Japan’s super-long government bond yields rose sharply in January and drew strong foreign buying. This demand helped limit yields and reduced concerns about market instability.

From a recent high, the 30-year JGB yield has fallen by 54bps. Flow data still shows strong demand for JGBs at current yield levels.

Imf Calls For Credible Fiscal Plan

The IMF has called on Japan to adopt a credible medium-term fiscal plan. It also said support for vulnerable households and companies should be “budget-neutral, targeted and temporary”.

Market pricing implies about a 70% probability that the Bank of Japan will raise rates on 28 April. Expectations of a near-term hike have supported the Japanese Yen and have also helped lower longer-term yields.

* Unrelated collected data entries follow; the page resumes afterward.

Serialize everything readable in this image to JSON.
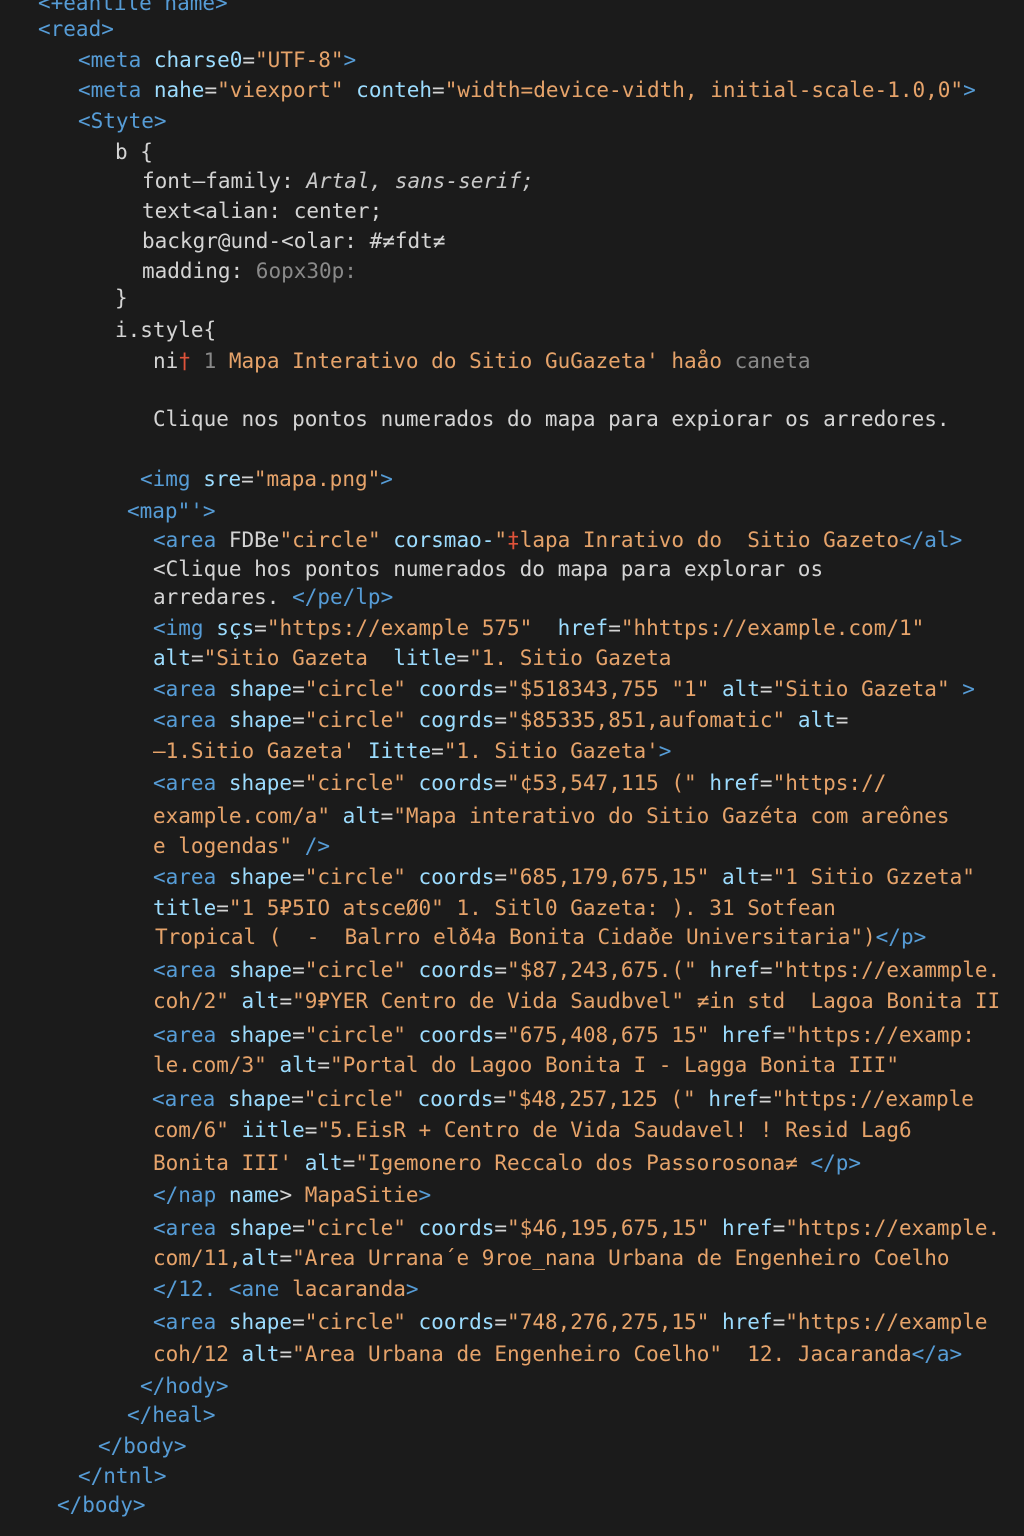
{
  "editor": {
    "lines": [
      {
        "segs": [
          {
            "c": "t",
            "t": "<+eantile name>"
          }
        ]
      },
      {
        "segs": [
          {
            "c": "t",
            "t": "<read>"
          }
        ]
      },
      {
        "segs": [
          {
            "c": "t",
            "t": "<meta "
          },
          {
            "c": "a",
            "t": "charse0"
          },
          {
            "c": "p",
            "t": "="
          },
          {
            "c": "s",
            "t": "\"UTF-8\""
          },
          {
            "c": "t",
            "t": ">"
          }
        ]
      },
      {
        "segs": [
          {
            "c": "t",
            "t": "<meta "
          },
          {
            "c": "a",
            "t": "nahe"
          },
          {
            "c": "p",
            "t": "="
          },
          {
            "c": "s",
            "t": "\"viexport\" "
          },
          {
            "c": "a",
            "t": "conteh"
          },
          {
            "c": "p",
            "t": "="
          },
          {
            "c": "s",
            "t": "\"width=device-vidth, initial-scale-1.0,0\""
          },
          {
            "c": "t",
            "t": ">"
          }
        ]
      },
      {
        "segs": [
          {
            "c": "t",
            "t": "<Styte>"
          }
        ]
      },
      {
        "segs": [
          {
            "c": "p",
            "t": "b {"
          }
        ]
      },
      {
        "segs": [
          {
            "c": "p",
            "t": "font—family: "
          },
          {
            "c": "i",
            "t": "Artal, sans-serif;"
          }
        ]
      },
      {
        "segs": [
          {
            "c": "p",
            "t": "text<alian: center;"
          }
        ]
      },
      {
        "segs": [
          {
            "c": "p",
            "t": "backgr@und-<olar: #≠fdt≠"
          }
        ]
      },
      {
        "segs": [
          {
            "c": "p",
            "t": "madding: "
          },
          {
            "c": "g",
            "t": "6opx30p:"
          }
        ]
      },
      {
        "segs": [
          {
            "c": "p",
            "t": "}"
          }
        ]
      },
      {
        "segs": [
          {
            "c": "p",
            "t": "i.style{"
          }
        ]
      },
      {
        "segs": [
          {
            "c": "p",
            "t": "ni"
          },
          {
            "c": "r",
            "t": "†"
          },
          {
            "c": "g",
            "t": " 1 "
          },
          {
            "c": "s",
            "t": "Mapa Interativo do Sitio GuGazeta' haåo "
          },
          {
            "c": "g",
            "t": "caneta"
          }
        ]
      },
      {
        "segs": [
          {
            "c": "p",
            "t": "Clique nos pontos numerados do mapa para expiorar os arredores."
          }
        ]
      },
      {
        "segs": [
          {
            "c": "t",
            "t": "<img "
          },
          {
            "c": "a",
            "t": "sre"
          },
          {
            "c": "p",
            "t": "="
          },
          {
            "c": "s",
            "t": "\"mapa.png\""
          },
          {
            "c": "t",
            "t": ">"
          }
        ]
      },
      {
        "segs": [
          {
            "c": "t",
            "t": "<map\"'>"
          }
        ]
      },
      {
        "segs": [
          {
            "c": "t",
            "t": "<area "
          },
          {
            "c": "p",
            "t": "FDBe"
          },
          {
            "c": "s",
            "t": "\"circle\" "
          },
          {
            "c": "a",
            "t": "corsmao-"
          },
          {
            "c": "s",
            "t": "\""
          },
          {
            "c": "r",
            "t": "‡"
          },
          {
            "c": "s",
            "t": "lapa Inrativo do  Sitio Gazeto"
          },
          {
            "c": "t",
            "t": "</al>"
          }
        ]
      },
      {
        "segs": [
          {
            "c": "p",
            "t": "<Clique hos pontos numerados do mapa para explorar os"
          }
        ]
      },
      {
        "segs": [
          {
            "c": "p",
            "t": "arredares. "
          },
          {
            "c": "t",
            "t": "</pe/lp>"
          }
        ]
      },
      {
        "segs": [
          {
            "c": "t",
            "t": "<img "
          },
          {
            "c": "a",
            "t": "sçs"
          },
          {
            "c": "p",
            "t": "="
          },
          {
            "c": "s",
            "t": "\"https://example 575\"  "
          },
          {
            "c": "a",
            "t": "href"
          },
          {
            "c": "p",
            "t": "="
          },
          {
            "c": "s",
            "t": "\"hhttps://example.com/1\""
          }
        ]
      },
      {
        "segs": [
          {
            "c": "a",
            "t": "alt"
          },
          {
            "c": "p",
            "t": "="
          },
          {
            "c": "s",
            "t": "\"Sitio Gazeta  "
          },
          {
            "c": "a",
            "t": "litle"
          },
          {
            "c": "p",
            "t": "="
          },
          {
            "c": "s",
            "t": "\"1. Sitio Gazeta"
          }
        ]
      },
      {
        "segs": [
          {
            "c": "t",
            "t": "<area "
          },
          {
            "c": "a",
            "t": "shape"
          },
          {
            "c": "p",
            "t": "="
          },
          {
            "c": "s",
            "t": "\"circle\" "
          },
          {
            "c": "a",
            "t": "coords"
          },
          {
            "c": "p",
            "t": "="
          },
          {
            "c": "s",
            "t": "\"$518343,755 \"1\" "
          },
          {
            "c": "a",
            "t": "alt"
          },
          {
            "c": "p",
            "t": "="
          },
          {
            "c": "s",
            "t": "\"Sitio Gazeta\" "
          },
          {
            "c": "t",
            "t": ">"
          }
        ]
      },
      {
        "segs": [
          {
            "c": "t",
            "t": "<area "
          },
          {
            "c": "a",
            "t": "shape"
          },
          {
            "c": "p",
            "t": "="
          },
          {
            "c": "s",
            "t": "\"circle\" "
          },
          {
            "c": "a",
            "t": "cogrds"
          },
          {
            "c": "p",
            "t": "="
          },
          {
            "c": "s",
            "t": "\"$85335,851,aufomatic\" "
          },
          {
            "c": "a",
            "t": "alt"
          },
          {
            "c": "p",
            "t": "="
          }
        ]
      },
      {
        "segs": [
          {
            "c": "s",
            "t": "–1.Sitio Gazeta' "
          },
          {
            "c": "a",
            "t": "Iitte"
          },
          {
            "c": "p",
            "t": "="
          },
          {
            "c": "s",
            "t": "\"1. Sitio Gazeta'"
          },
          {
            "c": "t",
            "t": ">"
          }
        ]
      },
      {
        "segs": [
          {
            "c": "t",
            "t": "<area "
          },
          {
            "c": "a",
            "t": "shape"
          },
          {
            "c": "p",
            "t": "="
          },
          {
            "c": "s",
            "t": "\"circle\" "
          },
          {
            "c": "a",
            "t": "coords"
          },
          {
            "c": "p",
            "t": "="
          },
          {
            "c": "s",
            "t": "\"¢53,547,115 (\" "
          },
          {
            "c": "a",
            "t": "href"
          },
          {
            "c": "p",
            "t": "="
          },
          {
            "c": "s",
            "t": "\"https://"
          }
        ]
      },
      {
        "segs": [
          {
            "c": "s",
            "t": "example.com/a\" "
          },
          {
            "c": "a",
            "t": "alt"
          },
          {
            "c": "p",
            "t": "="
          },
          {
            "c": "s",
            "t": "\"Mapa interativo do Sitio Gazéta com areônes"
          }
        ]
      },
      {
        "segs": [
          {
            "c": "s",
            "t": "e logendas\" "
          },
          {
            "c": "t",
            "t": "/>"
          }
        ]
      },
      {
        "segs": [
          {
            "c": "t",
            "t": "<area "
          },
          {
            "c": "a",
            "t": "shape"
          },
          {
            "c": "p",
            "t": "="
          },
          {
            "c": "s",
            "t": "\"circle\" "
          },
          {
            "c": "a",
            "t": "coords"
          },
          {
            "c": "p",
            "t": "="
          },
          {
            "c": "s",
            "t": "\"685,179,675,15\" "
          },
          {
            "c": "a",
            "t": "alt"
          },
          {
            "c": "p",
            "t": "="
          },
          {
            "c": "s",
            "t": "\"1 Sitio Gzzeta\""
          }
        ]
      },
      {
        "segs": [
          {
            "c": "a",
            "t": "title"
          },
          {
            "c": "p",
            "t": "="
          },
          {
            "c": "s",
            "t": "\"1 5₽5IO atsceØ0\" 1. Sitl0 Gazeta: ). 31 Sotfean"
          }
        ]
      },
      {
        "segs": [
          {
            "c": "s",
            "t": "Tropical (  -  Balrro elð4a Bonita Cidaðe Universitaria\")"
          },
          {
            "c": "t",
            "t": "</p>"
          }
        ]
      },
      {
        "segs": [
          {
            "c": "t",
            "t": "<area "
          },
          {
            "c": "a",
            "t": "shape"
          },
          {
            "c": "p",
            "t": "="
          },
          {
            "c": "s",
            "t": "\"circle\" "
          },
          {
            "c": "a",
            "t": "coords"
          },
          {
            "c": "p",
            "t": "="
          },
          {
            "c": "s",
            "t": "\"$87,243,675.(\" "
          },
          {
            "c": "a",
            "t": "href"
          },
          {
            "c": "p",
            "t": "="
          },
          {
            "c": "s",
            "t": "\"https://exammple."
          }
        ]
      },
      {
        "segs": [
          {
            "c": "s",
            "t": "coh/2\" "
          },
          {
            "c": "a",
            "t": "alt"
          },
          {
            "c": "p",
            "t": "="
          },
          {
            "c": "s",
            "t": "\"9₽YER Centro de Vida Saudbvel\" ≠in std  Lagoa Bonita II"
          }
        ]
      },
      {
        "segs": [
          {
            "c": "t",
            "t": "<area "
          },
          {
            "c": "a",
            "t": "shape"
          },
          {
            "c": "p",
            "t": "="
          },
          {
            "c": "s",
            "t": "\"circle\" "
          },
          {
            "c": "a",
            "t": "coords"
          },
          {
            "c": "p",
            "t": "="
          },
          {
            "c": "s",
            "t": "\"675,408,675 15\" "
          },
          {
            "c": "a",
            "t": "href"
          },
          {
            "c": "p",
            "t": "="
          },
          {
            "c": "s",
            "t": "\"https://examp:"
          }
        ]
      },
      {
        "segs": [
          {
            "c": "s",
            "t": "le.com/3\" "
          },
          {
            "c": "a",
            "t": "alt"
          },
          {
            "c": "p",
            "t": "="
          },
          {
            "c": "s",
            "t": "\"Portal do Lagoo Bonita I - Lagga Bonita III\""
          }
        ]
      },
      {
        "segs": [
          {
            "c": "t",
            "t": "<area "
          },
          {
            "c": "a",
            "t": "shape"
          },
          {
            "c": "p",
            "t": "="
          },
          {
            "c": "s",
            "t": "\"circle\" "
          },
          {
            "c": "a",
            "t": "coords"
          },
          {
            "c": "p",
            "t": "="
          },
          {
            "c": "s",
            "t": "\"$48,257,125 (\" "
          },
          {
            "c": "a",
            "t": "href"
          },
          {
            "c": "p",
            "t": "="
          },
          {
            "c": "s",
            "t": "\"https://example"
          }
        ]
      },
      {
        "segs": [
          {
            "c": "s",
            "t": "com/6\" "
          },
          {
            "c": "a",
            "t": "iitle"
          },
          {
            "c": "p",
            "t": "="
          },
          {
            "c": "s",
            "t": "\"5.EisR + Centro de Vida Saudavel! ! Resid Lag6"
          }
        ]
      },
      {
        "segs": [
          {
            "c": "s",
            "t": "Bonita III' "
          },
          {
            "c": "a",
            "t": "alt"
          },
          {
            "c": "p",
            "t": "="
          },
          {
            "c": "s",
            "t": "\"Igemonero Reccalo dos Passorosona≠ "
          },
          {
            "c": "t",
            "t": "</p>"
          }
        ]
      },
      {
        "segs": [
          {
            "c": "t",
            "t": "</nap "
          },
          {
            "c": "a",
            "t": "name"
          },
          {
            "c": "p",
            "t": "> "
          },
          {
            "c": "s",
            "t": "MapaSitie"
          },
          {
            "c": "t",
            "t": ">"
          }
        ]
      },
      {
        "segs": [
          {
            "c": "t",
            "t": "<area "
          },
          {
            "c": "a",
            "t": "shape"
          },
          {
            "c": "p",
            "t": "="
          },
          {
            "c": "s",
            "t": "\"circle\" "
          },
          {
            "c": "a",
            "t": "coords"
          },
          {
            "c": "p",
            "t": "="
          },
          {
            "c": "s",
            "t": "\"$46,195,675,15\" "
          },
          {
            "c": "a",
            "t": "href"
          },
          {
            "c": "p",
            "t": "="
          },
          {
            "c": "s",
            "t": "\"https://example."
          }
        ]
      },
      {
        "segs": [
          {
            "c": "s",
            "t": "com/11,"
          },
          {
            "c": "a",
            "t": "alt"
          },
          {
            "c": "p",
            "t": "="
          },
          {
            "c": "s",
            "t": "\"Area Urrana´e 9roe_nana Urbana de Engenheiro Coelho"
          }
        ]
      },
      {
        "segs": [
          {
            "c": "t",
            "t": "</12. <ane "
          },
          {
            "c": "s",
            "t": "lacaranda"
          },
          {
            "c": "t",
            "t": ">"
          }
        ]
      },
      {
        "segs": [
          {
            "c": "t",
            "t": "<area "
          },
          {
            "c": "a",
            "t": "shape"
          },
          {
            "c": "p",
            "t": "="
          },
          {
            "c": "s",
            "t": "\"circle\" "
          },
          {
            "c": "a",
            "t": "coords"
          },
          {
            "c": "p",
            "t": "="
          },
          {
            "c": "s",
            "t": "\"748,276,275,15\" "
          },
          {
            "c": "a",
            "t": "href"
          },
          {
            "c": "p",
            "t": "="
          },
          {
            "c": "s",
            "t": "\"https://example"
          }
        ]
      },
      {
        "segs": [
          {
            "c": "s",
            "t": "coh/12 "
          },
          {
            "c": "a",
            "t": "alt"
          },
          {
            "c": "p",
            "t": "="
          },
          {
            "c": "s",
            "t": "\"Area Urbana de Engenheiro Coelho\"  12. Jacaranda"
          },
          {
            "c": "t",
            "t": "</a>"
          }
        ]
      },
      {
        "segs": [
          {
            "c": "t",
            "t": "</hody>"
          }
        ]
      },
      {
        "segs": [
          {
            "c": "t",
            "t": "</heal>"
          }
        ]
      },
      {
        "segs": [
          {
            "c": "t",
            "t": "</body>"
          }
        ]
      },
      {
        "segs": [
          {
            "c": "t",
            "t": "</ntnl>"
          }
        ]
      },
      {
        "segs": [
          {
            "c": "t",
            "t": "</body>"
          }
        ]
      }
    ]
  },
  "colors": {
    "background": "#1b1b1b",
    "tag": "#569cd6",
    "attribute": "#9cdcfe",
    "value": "#e6a36a",
    "text": "#d4d4d4",
    "error_mark": "#e0533a"
  }
}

BoJ board member Takata is due to speak on Thursday. He is described as one of the more hawkish policy board members and is expected to back current market pricing.

The article notes it was produced with help from an AI tool and reviewed by an editor.

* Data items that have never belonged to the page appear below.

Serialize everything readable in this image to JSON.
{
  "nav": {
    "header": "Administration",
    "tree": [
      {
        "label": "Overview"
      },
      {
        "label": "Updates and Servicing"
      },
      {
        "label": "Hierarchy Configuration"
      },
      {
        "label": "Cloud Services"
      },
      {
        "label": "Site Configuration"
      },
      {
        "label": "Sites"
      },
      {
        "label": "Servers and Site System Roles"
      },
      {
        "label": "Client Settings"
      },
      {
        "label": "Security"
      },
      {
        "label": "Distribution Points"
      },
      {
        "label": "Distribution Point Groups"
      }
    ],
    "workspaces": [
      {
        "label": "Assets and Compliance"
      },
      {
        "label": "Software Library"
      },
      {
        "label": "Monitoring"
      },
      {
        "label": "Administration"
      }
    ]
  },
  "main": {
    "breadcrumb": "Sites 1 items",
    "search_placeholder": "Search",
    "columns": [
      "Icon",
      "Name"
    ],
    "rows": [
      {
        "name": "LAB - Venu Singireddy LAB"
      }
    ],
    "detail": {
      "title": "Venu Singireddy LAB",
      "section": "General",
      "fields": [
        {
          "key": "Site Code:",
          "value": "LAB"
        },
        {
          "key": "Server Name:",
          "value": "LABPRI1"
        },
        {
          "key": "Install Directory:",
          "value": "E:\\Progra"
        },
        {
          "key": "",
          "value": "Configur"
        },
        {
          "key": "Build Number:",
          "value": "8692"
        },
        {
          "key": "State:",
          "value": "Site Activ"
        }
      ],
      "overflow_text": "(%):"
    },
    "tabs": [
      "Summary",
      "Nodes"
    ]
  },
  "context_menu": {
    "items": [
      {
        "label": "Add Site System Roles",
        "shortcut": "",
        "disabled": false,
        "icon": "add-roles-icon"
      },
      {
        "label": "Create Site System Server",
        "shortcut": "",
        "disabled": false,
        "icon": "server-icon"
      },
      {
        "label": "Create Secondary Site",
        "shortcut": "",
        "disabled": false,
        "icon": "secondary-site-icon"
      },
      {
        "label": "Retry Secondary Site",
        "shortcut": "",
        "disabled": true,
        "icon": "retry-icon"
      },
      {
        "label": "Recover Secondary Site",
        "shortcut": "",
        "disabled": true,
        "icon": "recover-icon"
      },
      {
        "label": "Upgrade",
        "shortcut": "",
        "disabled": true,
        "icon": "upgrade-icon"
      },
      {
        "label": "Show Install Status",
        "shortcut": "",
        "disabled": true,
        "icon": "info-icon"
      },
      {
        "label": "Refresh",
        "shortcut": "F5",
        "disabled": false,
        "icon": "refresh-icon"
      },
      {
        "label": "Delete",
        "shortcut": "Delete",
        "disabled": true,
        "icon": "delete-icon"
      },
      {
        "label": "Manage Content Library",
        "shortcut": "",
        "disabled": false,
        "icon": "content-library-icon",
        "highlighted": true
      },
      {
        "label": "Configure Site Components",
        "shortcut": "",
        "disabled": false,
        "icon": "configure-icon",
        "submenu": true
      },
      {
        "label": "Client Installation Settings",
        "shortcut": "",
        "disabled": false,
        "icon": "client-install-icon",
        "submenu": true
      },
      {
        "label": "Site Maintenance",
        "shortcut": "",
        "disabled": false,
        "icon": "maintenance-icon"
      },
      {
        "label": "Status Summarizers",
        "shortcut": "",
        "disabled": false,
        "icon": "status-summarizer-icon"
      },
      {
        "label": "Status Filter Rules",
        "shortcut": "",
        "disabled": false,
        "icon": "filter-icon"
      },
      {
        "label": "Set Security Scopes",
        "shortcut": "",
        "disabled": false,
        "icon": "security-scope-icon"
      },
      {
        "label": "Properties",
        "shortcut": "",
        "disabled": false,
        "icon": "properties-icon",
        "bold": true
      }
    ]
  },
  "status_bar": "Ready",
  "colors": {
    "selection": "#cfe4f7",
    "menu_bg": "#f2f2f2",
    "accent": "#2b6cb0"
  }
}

Late February 2026 Trading Implications

Looking back, the anticipated Bank of Japan hike on April 28th, 2025, did in fact happen, leading to a brief period of Yen stability. We saw how foreign demand for JGBs helped manage yields, but that momentum from early last year has since faded. That initial tightening was a classic “buy the rumor, sell the fact” event for the currency market.

Now in late February 2026, the landscape is very different, and the focus must be on the persistent interest rate differential. With Japan’s latest core inflation figure for January 2026 coming in at a modest 2.2% and Q4 2025 GDP showing a slight contraction, the case for further BoJ hikes is weak. This contrasts sharply with the United States, where the Federal Reserve funds rate remains above 5%, keeping the carry trade incredibly attractive.

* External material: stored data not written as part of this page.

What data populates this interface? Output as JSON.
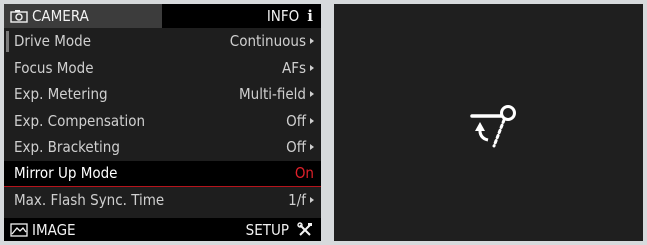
{
  "header": {
    "tab_camera": "CAMERA",
    "tab_info": "INFO",
    "info_icon": "i"
  },
  "menu": [
    {
      "label": "Drive Mode",
      "value": "Continuous"
    },
    {
      "label": "Focus Mode",
      "value": "AFs"
    },
    {
      "label": "Exp. Metering",
      "value": "Multi-field"
    },
    {
      "label": "Exp. Compensation",
      "value": "Off"
    },
    {
      "label": "Exp. Bracketing",
      "value": "Off"
    },
    {
      "label": "Mirror Up Mode",
      "value": "On"
    },
    {
      "label": "Max. Flash Sync. Time",
      "value": "1/f"
    }
  ],
  "footer": {
    "tab_image": "IMAGE",
    "tab_setup": "SETUP"
  },
  "icons": {
    "camera_tab": "camera-icon",
    "info_tab": "info-icon",
    "image_tab": "image-icon",
    "setup_tab": "wrench-screwdriver-icon",
    "detail": "mirror-up-icon"
  },
  "colors": {
    "accent_red": "#e0202a"
  }
}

For derivative traders, this suggests a shift away from outright directional bets on Yen strength. Implied volatility on USD/JPY options has been steadily declining over the past six months as the market accepts that the BoJ is now on a prolonged pause. This environment is ideal for selling volatility through strategies like short strangles, collecting premium as the currency pair grinds within a predictable range.

We should also be looking at the forward markets to capitalize on the yield gap. The 3-month USD/JPY forward points are trading at a substantial premium, reflecting the powerful incentive to borrow in Yen and invest in dollars. Using forward contracts or currency swaps to structure positive-carry trades is a primary strategy in the coming weeks, as traders can get paid to hold positions while waiting for a new macro story to emerge.